Para o efeito, alegaram que, do requerimento executivo não é possível retirar factos ou quaisquer elementos que comprovem o processo de crédito e a sua cabal identificação, tais como o montante do crédito, a sua forma de pagamento, os valores pagos por conta do mesmo, o cálculo do montante da quantia em dívida.
Os primeiros embargantes avalizaram a livrança exequenda em branco, nunca tendo subscrito qualquer documento que lhes tivesse sido exibido e devidamente esclarecido, de onde constasse que autorizavam a exequente a preencher o título, a data da sua emissão e vencimento, e o valor, fosse ele qual fosse.
Alegam ainda que, em data que não conseguem precisar, a sociedade executada adquiriu à F… um veículo de matrícula ..-SI-.., tendo sido celebrado um contrato de locação financeira, no valor de 81.500,00€, que seriam pagos em 48 prestações mensais, sem qualquer intervenção da ora exequente.
O representante do fornecedor do bem sempre informou os executados de que se se verificasse qualquer situação de incumprimento da empresa, esta seria notificada por escrito, dessa situação, de modo a resolver a dívida ou o contrato e que se não pudessem cumprir com as prestações acordadas bastaria proceder à entrega do veículo, ficando obrigados a pagar as prestações que estariam em débito na altura.
Os executados pessoas singulares são pessoas de pouca instrução e acreditaram no que lhes foi transmitido, assinando e colocando o carimbo nos locais onde lhe foi dito para assinar.
Aos avalistas foi dito que estes apenas responderiam se a sociedade não procedesse como antes afirmado.
Mais alegam, que desconhecem se entre os documentos que foram dados para assinar de cruz, se encontrava algum pacto de preenchimento da livrança, mas caso exista, deve reger-se por aquilo que foi combinado entre as partes quanto ao preenchimento.
O contrato subjacente à livrança exequenda foi resolvido em janeiro de 2020 por iniciativa da exequente, altura em que instou os executados a devolver o veículo até ao dia 23.01.2020, nas instalações da F…, em Aveiro.
A sociedade executada procedeu à entrega do camião no início de fevereiro de 2020 e ficou a aguardar que a informassem do remanescente do valor em dívida, quanto às rendas que permaneciam em débito, no sentido de celebrar acordo de pagamento.
A exequente nunca notificou a sociedade de que iria proceder ao preenchimento da livrança e por que valor.
Mas notificou os executados pessoas singulares em abril de 2020 de que o contrato fora resolvido por falta de pagamento das rendas por parte da empresa, mencionando que iria preencher a livrança pelo valor de 22.465,19€.
Os executados responderam à carta, insurgindo-se quanto ao valor em causa, à qual a exequente respondeu, mantendo a sua posição, à qual novamente os executados responderam, opondo-se ao valor em dívida, defendendo que se só se encontra em dívida o montante de 3.517,89 €.
Que, a exequente não respeitou o pacto de preenchimento eventualmente celebrado, pretendendo obter valor que não lhe é devido.
Acresce que nunca chegou às mãos dos executados qualquer cópia ou duplicado dos documentos assinados por todas as partes.
Os executados não foram informados ou foi-lhes explicado que assumiam uma qualquer outra obrigação que não a das rendas vencidas à data da entrega do veículo.
Invocam ainda a violação do dever específico de informação por parte da exequente.

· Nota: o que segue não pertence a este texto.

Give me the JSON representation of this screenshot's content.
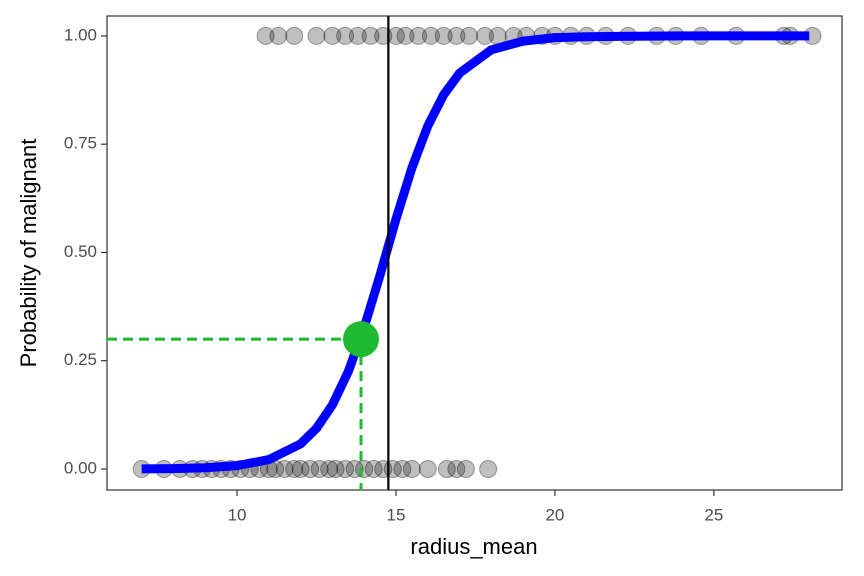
{
  "chart_data": {
    "type": "scatter",
    "x_label": "radius_mean",
    "y_label": "Probability of malignant",
    "xlim": [
      5.91,
      29.03
    ],
    "ylim": [
      -0.0485,
      1.046
    ],
    "xticks": [
      10,
      15,
      20,
      25
    ],
    "yticks": [
      {
        "value": 0,
        "label": "0.00"
      },
      {
        "value": 0.25,
        "label": "0.25"
      },
      {
        "value": 0.5,
        "label": "0.50"
      },
      {
        "value": 0.75,
        "label": "0.75"
      },
      {
        "value": 1,
        "label": "1.00"
      }
    ],
    "points": {
      "color": "#000000",
      "x": [
        7.0,
        7.7,
        8.2,
        8.6,
        8.9,
        9.2,
        9.5,
        9.8,
        10.1,
        10.4,
        10.7,
        11.0,
        11.2,
        11.5,
        11.8,
        12.0,
        12.3,
        12.6,
        12.9,
        13.1,
        13.4,
        13.7,
        14.0,
        14.3,
        14.6,
        14.9,
        15.2,
        15.5,
        16.0,
        16.6,
        16.9,
        17.2,
        17.9,
        10.9,
        11.3,
        11.8,
        12.5,
        13.0,
        13.4,
        13.8,
        14.2,
        14.6,
        15.0,
        15.3,
        15.7,
        16.1,
        16.5,
        16.9,
        17.3,
        17.8,
        18.2,
        18.7,
        19.1,
        19.6,
        20.0,
        20.5,
        21.0,
        21.6,
        22.3,
        23.2,
        23.8,
        24.6,
        25.7,
        27.2,
        27.4,
        28.1
      ],
      "y": [
        0,
        0,
        0,
        0,
        0,
        0,
        0,
        0,
        0,
        0,
        0,
        0,
        0,
        0,
        0,
        0,
        0,
        0,
        0,
        0,
        0,
        0,
        0,
        0,
        0,
        0,
        0,
        0,
        0,
        0,
        0,
        0,
        0,
        1,
        1,
        1,
        1,
        1,
        1,
        1,
        1,
        1,
        1,
        1,
        1,
        1,
        1,
        1,
        1,
        1,
        1,
        1,
        1,
        1,
        1,
        1,
        1,
        1,
        1,
        1,
        1,
        1,
        1,
        1,
        1,
        1
      ]
    },
    "curve": {
      "color": "#0000ff",
      "x": [
        7,
        8,
        9,
        10,
        11,
        12,
        12.5,
        13,
        13.5,
        14,
        14.5,
        15,
        15.5,
        16,
        16.5,
        17,
        18,
        19,
        20,
        21,
        22,
        24,
        26,
        28
      ],
      "y": [
        0.0004,
        0.001,
        0.0028,
        0.0078,
        0.0217,
        0.058,
        0.094,
        0.148,
        0.225,
        0.327,
        0.448,
        0.577,
        0.695,
        0.792,
        0.864,
        0.914,
        0.968,
        0.988,
        0.996,
        0.998,
        0.999,
        1,
        1,
        1
      ]
    },
    "threshold_x": 14.76,
    "threshold_color": "#000000",
    "highlight": {
      "x": 13.9,
      "y": 0.3,
      "color": "#1fba32"
    }
  }
}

O exequente deduziu contestação, alegando, em suma, que não se verifica a invocada ineptidão do requerimento executivo, atendendo a que o título executivo é uma livrança que não se encontra prescrita, pelo que não há qualquer obrigação de alegar a relação jurídica subjacente à sua emissão, atento o disposto no artigo 703º/1, alínea c) do Código de Processo Civil.
Mais refere que entre si e os executados foi celebrado um contrato de locação financeira mobiliária, que teve como objeto um veículo pesado da marca F….
O contrato em causo teve como condição subjacente a prestação de garantias, neste caso, a livrança dada à execução, tendo sido assinado em simultâneo a convenção de preenchimento da livrança em branco, não se verificando qualquer nulidade ou vício na sua emissão.
Acresce que, tratando-se de um bem locado sujeito a registo, do documento único automóvel constava averbada a propriedade a favor da exequente, com a reserva de locação.
Os executados cumpriram o contrato por um período de quase três anos, pagando as rendas sem qualquer objeção.
A assinatura aposta no contrato não foi feita de cruz, tendo em conta que os embargantes assinaram na dupla qualidade de subscritores, enquanto representantes legais da sociedade executada, e como avalistas.
Dado o incumprimento contratual, resolveu o contrato e por cartas registadas com aviso de receção datadas de 13.04.2020, interpelou todos os executados para os domicílios convencionados para procederem ao pagamento da quantia sobrante emergente da resolução contratual.
E na sequência das cartas enviados pelos executados, a exequente prestou os necessários esclarecimentos.
Assim, o valor peticionado é certo, líquido e exigível. A exequente é a legítima portadora do título e observou o estipulado no pacto de preenchimento.
Quanto à invocada violação do dever de informação, alega que cumpriu com o mesmo.
A final, pugna para que sejam julgados improcedentes os embargos de executado.
Foram notificadas as partes para se pronunciarem quanto à dispensa da realização da audiência prévia e da prolação de despacho saneador sentença por escrito, tendo os embargantes manifestado a sua discordância, pretendendo a realização da audiência prévia, por estar em causa nos autos questões de facto e de direito.

Não obstante a oposição dos embargantes, ao abrigo dos princípios da gestão processual e adequação formal plasmados nos artigos 6º e 547º do Código de Processo Civil, por se entender que as questões a decidir são meramente de direito, foi dispensada a realização da audiência prévia.

Foi proferido despacho saneador-sentença que julgou improcedentes os presentes embargos de executado deduzidos por B…, C… e D…, Lda. contra E…, SA, determinando o prosseguimento da execução.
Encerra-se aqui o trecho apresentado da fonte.